Was in a local store several weeks ago and found a very nice 2 1/2 inch Nickel Diamondback. The pistol is in .38 Special. Well here lately I have had a thing for Colt wheel guns and my blue 4 inch diamondback needed a little company so I decided to get it. The Colt Diamondback was made from1966-1986. and was offered in .22LR,.22 Mag (limited Mfg), or more common .38 Special. The 22LR in 2 1/2 inch models are very scarce.
















:smt1099


----------



## rfawcs (Feb 11, 2006)

Really nice looking Diamondback. I know it'll shoot as good as it looks.

I know what you mean about hankering for Colt handguns. I have 18 so far.


----------



## Charlie (May 13, 2006)

You guys are killing me! I've been lookin' for a Detective Special (late model) for a while now and haven't really been able to find what I'm looking for. I guess I'll need to go to "the city" (Austin, Dallas, San Antonio, etc.) and visit the gun stores and/or make some calls 'cause I've got to handle it before I buy it. Great looking gun. :smt023
Charlie


----------



## Baldy (Jun 21, 2006)

*Very Nice...*

Ah! you done it again Mr.Larry with that little beauty. I am big on the .38cal and when it's a Diamondback it just don't get no better. Good luck with you new revolver and thanks for sharing.:smt1099


----------



## LARRYSTARLING (Dec 24, 2006)

Baldy said:


> Ah! you done it again Mr.Larry with that little beauty. I am big on the .38cal and when it's a Diamondback it just don't get no better. Good luck with you new revolver and thanks for sharing.:smt1099


Thanks Baldy. Haven't had time to shoot it yet. Maybe next week some time????

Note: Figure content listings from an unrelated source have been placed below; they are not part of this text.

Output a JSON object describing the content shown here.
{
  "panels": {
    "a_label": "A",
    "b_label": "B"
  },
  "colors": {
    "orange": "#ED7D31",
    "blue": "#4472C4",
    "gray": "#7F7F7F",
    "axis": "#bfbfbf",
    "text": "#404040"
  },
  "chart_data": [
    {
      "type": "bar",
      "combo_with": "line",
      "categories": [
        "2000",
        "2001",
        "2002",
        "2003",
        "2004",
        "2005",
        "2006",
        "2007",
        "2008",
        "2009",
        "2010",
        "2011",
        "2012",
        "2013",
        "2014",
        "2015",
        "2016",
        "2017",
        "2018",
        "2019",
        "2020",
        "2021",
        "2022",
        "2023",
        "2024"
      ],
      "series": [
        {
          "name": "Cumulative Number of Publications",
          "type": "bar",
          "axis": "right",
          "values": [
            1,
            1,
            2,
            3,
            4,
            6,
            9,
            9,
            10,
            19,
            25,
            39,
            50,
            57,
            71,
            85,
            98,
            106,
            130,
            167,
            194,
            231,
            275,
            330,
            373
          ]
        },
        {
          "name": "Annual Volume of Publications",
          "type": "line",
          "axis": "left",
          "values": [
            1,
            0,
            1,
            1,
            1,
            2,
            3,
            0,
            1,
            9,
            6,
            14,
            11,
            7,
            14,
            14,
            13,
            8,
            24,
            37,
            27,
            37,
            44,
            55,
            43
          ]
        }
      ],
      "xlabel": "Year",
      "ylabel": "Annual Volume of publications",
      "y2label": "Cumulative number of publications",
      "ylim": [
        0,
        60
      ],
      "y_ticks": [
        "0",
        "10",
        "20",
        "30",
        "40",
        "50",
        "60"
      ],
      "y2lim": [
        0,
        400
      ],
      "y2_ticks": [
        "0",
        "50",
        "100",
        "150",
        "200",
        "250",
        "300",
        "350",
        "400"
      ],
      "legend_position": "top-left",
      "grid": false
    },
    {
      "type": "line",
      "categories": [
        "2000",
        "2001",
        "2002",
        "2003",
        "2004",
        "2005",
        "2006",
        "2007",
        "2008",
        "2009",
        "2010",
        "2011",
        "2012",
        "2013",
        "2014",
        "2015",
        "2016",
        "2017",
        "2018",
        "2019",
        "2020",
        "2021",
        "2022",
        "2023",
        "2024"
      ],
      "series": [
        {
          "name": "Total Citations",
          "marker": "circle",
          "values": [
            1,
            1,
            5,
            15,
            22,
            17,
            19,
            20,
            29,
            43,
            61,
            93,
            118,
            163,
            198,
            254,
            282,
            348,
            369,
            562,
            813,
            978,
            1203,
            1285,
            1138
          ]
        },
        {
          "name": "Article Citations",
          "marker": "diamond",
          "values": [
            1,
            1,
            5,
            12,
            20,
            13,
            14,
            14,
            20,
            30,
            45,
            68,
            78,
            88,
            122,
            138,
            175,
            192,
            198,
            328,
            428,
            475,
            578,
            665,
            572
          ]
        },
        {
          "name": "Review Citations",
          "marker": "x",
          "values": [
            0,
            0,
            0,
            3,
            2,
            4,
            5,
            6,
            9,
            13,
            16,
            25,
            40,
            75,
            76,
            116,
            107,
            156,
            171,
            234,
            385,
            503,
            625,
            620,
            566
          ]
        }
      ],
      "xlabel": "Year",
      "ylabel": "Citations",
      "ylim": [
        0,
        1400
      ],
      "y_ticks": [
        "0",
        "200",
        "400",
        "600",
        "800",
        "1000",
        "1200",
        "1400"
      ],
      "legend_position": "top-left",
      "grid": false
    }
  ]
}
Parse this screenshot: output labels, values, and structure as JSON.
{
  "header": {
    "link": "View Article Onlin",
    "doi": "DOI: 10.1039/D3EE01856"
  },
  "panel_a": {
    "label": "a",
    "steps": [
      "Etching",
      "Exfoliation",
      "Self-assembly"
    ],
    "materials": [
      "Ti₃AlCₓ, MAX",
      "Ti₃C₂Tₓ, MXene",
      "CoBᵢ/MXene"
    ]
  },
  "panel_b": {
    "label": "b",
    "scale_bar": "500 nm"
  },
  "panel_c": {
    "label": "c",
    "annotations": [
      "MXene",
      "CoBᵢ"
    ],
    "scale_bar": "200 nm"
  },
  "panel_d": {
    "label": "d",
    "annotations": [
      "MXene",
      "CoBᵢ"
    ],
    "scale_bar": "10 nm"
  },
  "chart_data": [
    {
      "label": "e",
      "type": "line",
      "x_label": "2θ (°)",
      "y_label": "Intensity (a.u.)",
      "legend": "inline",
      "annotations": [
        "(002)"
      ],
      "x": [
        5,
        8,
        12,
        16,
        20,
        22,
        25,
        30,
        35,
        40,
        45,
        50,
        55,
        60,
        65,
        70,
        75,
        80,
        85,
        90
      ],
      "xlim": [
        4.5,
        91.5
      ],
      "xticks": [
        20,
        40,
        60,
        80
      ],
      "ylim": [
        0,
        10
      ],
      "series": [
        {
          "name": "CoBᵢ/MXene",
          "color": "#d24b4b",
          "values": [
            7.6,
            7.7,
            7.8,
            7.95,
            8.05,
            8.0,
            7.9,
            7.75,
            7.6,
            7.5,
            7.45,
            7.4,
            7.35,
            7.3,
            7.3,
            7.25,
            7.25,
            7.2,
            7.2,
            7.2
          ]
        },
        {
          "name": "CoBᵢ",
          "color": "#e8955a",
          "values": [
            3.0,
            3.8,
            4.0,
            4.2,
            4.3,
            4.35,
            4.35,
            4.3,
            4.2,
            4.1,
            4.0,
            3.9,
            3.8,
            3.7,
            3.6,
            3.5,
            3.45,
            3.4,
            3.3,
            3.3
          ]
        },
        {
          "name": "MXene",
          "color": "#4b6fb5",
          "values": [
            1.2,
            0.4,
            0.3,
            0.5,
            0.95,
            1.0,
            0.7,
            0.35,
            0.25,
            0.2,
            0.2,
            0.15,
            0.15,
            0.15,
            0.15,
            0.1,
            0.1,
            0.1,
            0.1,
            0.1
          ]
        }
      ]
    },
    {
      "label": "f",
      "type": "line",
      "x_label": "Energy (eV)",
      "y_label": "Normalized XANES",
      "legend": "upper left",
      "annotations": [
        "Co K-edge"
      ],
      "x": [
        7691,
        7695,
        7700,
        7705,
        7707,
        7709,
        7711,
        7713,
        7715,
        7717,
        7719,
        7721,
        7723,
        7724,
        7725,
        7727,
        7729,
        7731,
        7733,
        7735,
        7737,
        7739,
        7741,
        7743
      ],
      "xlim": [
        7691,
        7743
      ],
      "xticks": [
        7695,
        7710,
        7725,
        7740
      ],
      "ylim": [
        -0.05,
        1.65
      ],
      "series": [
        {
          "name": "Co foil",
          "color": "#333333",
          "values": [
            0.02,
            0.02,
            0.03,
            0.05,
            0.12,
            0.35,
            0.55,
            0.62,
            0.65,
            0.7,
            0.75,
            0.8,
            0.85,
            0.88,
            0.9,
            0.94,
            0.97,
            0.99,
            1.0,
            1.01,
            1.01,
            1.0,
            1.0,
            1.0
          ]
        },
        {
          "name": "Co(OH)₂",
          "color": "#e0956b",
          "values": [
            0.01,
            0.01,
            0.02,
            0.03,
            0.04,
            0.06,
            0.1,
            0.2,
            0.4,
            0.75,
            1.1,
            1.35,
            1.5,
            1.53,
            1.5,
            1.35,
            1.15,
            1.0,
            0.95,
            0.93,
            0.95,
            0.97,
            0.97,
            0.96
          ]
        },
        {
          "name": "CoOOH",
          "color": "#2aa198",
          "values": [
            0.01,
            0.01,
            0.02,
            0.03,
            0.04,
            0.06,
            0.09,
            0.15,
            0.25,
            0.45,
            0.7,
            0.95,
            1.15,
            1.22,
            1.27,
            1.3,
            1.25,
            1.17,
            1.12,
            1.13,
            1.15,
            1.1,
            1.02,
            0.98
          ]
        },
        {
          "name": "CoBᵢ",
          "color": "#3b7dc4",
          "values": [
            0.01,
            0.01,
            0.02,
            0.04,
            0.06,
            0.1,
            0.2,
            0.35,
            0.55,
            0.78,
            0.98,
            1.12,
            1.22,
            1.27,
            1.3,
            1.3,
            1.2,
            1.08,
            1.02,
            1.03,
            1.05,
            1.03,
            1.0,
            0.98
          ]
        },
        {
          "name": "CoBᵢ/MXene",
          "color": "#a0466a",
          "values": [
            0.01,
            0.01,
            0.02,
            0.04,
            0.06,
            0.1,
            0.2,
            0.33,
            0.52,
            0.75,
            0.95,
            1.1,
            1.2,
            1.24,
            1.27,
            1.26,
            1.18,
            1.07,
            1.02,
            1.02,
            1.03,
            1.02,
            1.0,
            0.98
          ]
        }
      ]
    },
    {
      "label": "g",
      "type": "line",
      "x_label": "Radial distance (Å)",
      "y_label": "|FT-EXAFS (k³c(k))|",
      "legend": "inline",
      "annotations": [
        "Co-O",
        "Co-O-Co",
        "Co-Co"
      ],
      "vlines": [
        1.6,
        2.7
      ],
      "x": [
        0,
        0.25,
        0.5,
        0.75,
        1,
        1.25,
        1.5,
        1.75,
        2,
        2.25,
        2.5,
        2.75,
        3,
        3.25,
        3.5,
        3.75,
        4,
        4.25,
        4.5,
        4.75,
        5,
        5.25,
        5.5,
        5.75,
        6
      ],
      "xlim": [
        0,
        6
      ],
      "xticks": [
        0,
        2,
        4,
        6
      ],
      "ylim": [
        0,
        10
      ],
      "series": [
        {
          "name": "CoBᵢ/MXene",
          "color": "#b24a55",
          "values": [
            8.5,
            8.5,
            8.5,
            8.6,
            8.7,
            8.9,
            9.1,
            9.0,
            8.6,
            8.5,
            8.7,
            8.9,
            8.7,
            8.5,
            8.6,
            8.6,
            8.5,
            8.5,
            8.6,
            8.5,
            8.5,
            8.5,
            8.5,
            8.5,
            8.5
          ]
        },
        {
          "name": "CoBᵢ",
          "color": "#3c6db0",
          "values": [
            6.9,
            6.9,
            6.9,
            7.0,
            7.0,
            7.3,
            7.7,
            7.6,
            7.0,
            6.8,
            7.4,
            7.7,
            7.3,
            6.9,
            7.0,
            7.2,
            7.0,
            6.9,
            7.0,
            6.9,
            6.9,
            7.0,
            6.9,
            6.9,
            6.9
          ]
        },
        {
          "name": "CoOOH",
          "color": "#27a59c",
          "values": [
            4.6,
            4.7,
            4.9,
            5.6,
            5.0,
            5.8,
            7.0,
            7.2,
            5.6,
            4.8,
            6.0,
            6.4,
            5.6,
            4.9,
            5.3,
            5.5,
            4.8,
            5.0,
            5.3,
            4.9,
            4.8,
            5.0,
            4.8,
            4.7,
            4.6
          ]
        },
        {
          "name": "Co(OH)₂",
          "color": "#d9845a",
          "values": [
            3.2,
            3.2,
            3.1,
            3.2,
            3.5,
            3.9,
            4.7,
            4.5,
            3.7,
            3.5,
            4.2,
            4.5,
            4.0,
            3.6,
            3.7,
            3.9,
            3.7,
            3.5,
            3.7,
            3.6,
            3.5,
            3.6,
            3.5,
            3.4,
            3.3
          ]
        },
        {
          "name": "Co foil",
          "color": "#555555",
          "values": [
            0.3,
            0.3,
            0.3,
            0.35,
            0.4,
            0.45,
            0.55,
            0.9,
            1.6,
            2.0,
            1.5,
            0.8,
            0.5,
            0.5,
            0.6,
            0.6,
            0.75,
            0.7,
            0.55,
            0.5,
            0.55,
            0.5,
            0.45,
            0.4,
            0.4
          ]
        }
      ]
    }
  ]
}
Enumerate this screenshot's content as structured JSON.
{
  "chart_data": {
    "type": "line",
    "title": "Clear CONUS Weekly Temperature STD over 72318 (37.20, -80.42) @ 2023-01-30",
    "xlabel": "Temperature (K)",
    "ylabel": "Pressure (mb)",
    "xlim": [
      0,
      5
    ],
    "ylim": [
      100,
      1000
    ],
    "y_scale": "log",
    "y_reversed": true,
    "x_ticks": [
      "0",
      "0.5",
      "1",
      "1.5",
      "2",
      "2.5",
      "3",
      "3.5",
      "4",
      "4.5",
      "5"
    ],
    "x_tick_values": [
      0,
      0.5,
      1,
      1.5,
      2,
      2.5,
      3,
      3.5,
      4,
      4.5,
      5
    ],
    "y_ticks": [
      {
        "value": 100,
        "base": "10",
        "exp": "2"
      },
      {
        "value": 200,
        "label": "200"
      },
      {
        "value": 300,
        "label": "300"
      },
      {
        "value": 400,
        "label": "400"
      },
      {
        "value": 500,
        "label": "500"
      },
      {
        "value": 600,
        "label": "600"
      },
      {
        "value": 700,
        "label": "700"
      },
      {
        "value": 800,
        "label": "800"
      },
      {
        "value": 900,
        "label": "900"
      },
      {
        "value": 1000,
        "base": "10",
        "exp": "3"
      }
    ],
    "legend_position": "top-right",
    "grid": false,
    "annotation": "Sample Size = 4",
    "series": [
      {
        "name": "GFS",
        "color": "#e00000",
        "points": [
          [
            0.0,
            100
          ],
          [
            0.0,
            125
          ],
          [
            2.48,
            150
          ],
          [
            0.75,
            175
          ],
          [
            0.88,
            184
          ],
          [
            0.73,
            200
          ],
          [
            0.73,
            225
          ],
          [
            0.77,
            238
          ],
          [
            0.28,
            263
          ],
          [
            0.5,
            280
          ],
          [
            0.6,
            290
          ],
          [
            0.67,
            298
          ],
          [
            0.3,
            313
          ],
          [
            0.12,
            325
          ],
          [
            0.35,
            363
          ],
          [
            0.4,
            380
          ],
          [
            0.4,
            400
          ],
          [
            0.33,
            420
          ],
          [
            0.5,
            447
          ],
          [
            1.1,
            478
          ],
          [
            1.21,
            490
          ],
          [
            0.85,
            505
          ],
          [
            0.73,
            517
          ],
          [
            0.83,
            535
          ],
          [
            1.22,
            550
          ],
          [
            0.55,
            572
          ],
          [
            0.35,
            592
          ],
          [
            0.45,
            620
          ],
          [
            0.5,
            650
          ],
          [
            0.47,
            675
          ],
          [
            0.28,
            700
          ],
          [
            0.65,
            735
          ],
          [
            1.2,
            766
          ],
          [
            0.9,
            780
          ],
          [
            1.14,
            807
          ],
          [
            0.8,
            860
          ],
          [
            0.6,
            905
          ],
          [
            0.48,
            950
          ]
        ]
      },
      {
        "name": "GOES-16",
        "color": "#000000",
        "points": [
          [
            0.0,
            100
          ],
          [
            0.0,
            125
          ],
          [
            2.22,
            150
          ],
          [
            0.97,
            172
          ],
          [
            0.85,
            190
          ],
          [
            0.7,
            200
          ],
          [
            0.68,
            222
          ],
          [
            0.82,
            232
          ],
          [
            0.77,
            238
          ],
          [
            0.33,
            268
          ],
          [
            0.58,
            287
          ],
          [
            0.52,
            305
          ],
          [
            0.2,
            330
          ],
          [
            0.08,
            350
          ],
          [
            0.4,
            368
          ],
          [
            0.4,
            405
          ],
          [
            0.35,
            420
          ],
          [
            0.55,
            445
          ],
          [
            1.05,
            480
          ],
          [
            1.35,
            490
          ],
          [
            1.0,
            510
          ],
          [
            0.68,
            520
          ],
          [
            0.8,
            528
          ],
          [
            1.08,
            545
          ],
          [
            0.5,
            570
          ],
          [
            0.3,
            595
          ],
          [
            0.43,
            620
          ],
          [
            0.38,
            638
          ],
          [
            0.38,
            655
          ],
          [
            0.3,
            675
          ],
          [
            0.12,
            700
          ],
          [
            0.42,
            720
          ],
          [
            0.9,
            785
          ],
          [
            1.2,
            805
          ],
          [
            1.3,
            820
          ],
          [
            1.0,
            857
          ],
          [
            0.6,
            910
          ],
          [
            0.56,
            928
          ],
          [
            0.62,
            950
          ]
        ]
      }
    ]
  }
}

> rfawcs "Really nice looking Diamondback. I know it'll shoot as good as it looks.
> 
> I know what you mean about hankering for Colt handguns. I have 18 so far."


Thanks rfawcs



> Charlie You guys are killing me! I've been lookin' for a Detective Special (late model) for a while now and haven't really been able to find what I'm looking for. I guess I'll need to go to "the city" (Austin, Dallas, San Antonio, etc.) and visit the gun stores and/or make some calls 'cause I've got to handle it before I buy it. Great looking gun.
> Charlie


Thanks Charlie, I use to like to go to Houston when I lived down in the Lone Star State. If I could talk my wife into it I would be back in a minute.:smt033


----------



## Captain Crunch (Jul 4, 2006)

Another coup for Larry! 

Way to go!:smt023


----------



## Kruz (Sep 3, 2006)

Very Nice Find :smt023
As a long time semi-auto fan, I find myself liking my wheel-guns more and more as time goes by.:smt033


----------



## LARRYSTARLING (Dec 24, 2006)

Captain Crunch said:


> Another coup for Larry!
> 
> Way to go!:smt023


Thanks Captain Crunch.....:smt083



> Kruz "Very Nice Find
> As a long time semi-auto fan, I find myself liking my wheel-guns more and more as time goes by."


Thanks Kruz....I to find myself liking and wanting more Colt Wheel guns.....:smt1099


----------